Political experts say this is the largest Super Tuesday ever with California and 23 other states holding primaries or caucuses, more than 16 hundred delegates at stake on the democratic side, some 10 hundred for the republicans.

Most of the presidential candidates have already cast their own ballots. Now they continue their campaigns across the u-s. This first-of-its-kind primary has many of the candidates unsure about what to expect after the polls close. Voter turnout could be at record levels!

After all the build up the busiest primary day in U.S. history is here.

For the candidates, the lead up has been a test of physical endurance, as they reached out to voters in two dozen states.

Sen. Barack Obama: "It's been exhilarating up until this morning to wake up and do the morning shows. That's when it all hit."

Polls show Barack Obama nipping at Hillary Clinton's heels.
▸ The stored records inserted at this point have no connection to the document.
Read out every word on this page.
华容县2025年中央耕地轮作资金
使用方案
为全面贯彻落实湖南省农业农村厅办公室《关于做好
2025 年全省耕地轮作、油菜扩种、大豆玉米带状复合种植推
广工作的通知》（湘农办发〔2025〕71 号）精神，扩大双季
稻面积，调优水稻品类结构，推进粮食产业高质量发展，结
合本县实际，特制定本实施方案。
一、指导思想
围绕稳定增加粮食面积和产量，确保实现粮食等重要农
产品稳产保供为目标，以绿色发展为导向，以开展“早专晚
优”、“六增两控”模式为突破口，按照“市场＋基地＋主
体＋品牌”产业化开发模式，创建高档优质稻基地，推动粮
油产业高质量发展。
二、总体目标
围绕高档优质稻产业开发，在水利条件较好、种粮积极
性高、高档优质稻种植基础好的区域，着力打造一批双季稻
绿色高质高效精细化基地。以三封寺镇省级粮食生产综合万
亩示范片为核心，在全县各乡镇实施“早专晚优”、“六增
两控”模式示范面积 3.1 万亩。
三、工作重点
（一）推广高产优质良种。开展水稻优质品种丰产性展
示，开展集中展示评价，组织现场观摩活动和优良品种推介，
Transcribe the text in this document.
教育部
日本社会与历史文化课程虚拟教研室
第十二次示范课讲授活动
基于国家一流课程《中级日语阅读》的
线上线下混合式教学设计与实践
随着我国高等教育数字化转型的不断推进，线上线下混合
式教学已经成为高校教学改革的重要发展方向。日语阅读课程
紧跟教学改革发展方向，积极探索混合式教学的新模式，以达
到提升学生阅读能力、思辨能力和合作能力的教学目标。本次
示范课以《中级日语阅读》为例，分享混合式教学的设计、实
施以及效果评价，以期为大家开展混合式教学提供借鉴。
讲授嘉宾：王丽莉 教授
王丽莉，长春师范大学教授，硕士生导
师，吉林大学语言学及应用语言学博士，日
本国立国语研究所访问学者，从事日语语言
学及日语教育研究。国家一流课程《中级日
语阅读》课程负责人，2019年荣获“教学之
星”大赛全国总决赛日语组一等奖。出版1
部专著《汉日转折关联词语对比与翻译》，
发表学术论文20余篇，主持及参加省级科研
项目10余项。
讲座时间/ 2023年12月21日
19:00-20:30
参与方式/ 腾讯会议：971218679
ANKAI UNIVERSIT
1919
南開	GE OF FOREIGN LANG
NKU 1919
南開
She took a brief break from campaigning to vote this morning...and says, even she does not know if the race will be any clearer when the polls close.

Sen. Hillary Clinton: "Both intriguing and somewhat mystifying because none of us really understand what the impact of all of these contests on one day will be for any of us."

With more than half of the democratic delegates and nearly as many republican delegates up for grabs the impact could be enormous. The race on both sides is drawing unprecedented interest.

Belinda Pereira, Voter: "First time I'm voting so this is very exciting, yeah. I feel like my vote is actually going to make a difference this time."

The republicans could gain more clarity after today. Mitt Romney is trailing John McCain, and Mike Huckabee is fighting to stay in the race... While a very confident McCain started his day, predicting victory.

Sen. John McCain: "We're going to win today, and we're going to win the nomination and we're going to win the presidency."

Many of the republican states are winner take-all while democrats don't have to win the state outright to win delegates.

That's part of why, at the end of the day, the democrats are much more less likely have a clear nominee.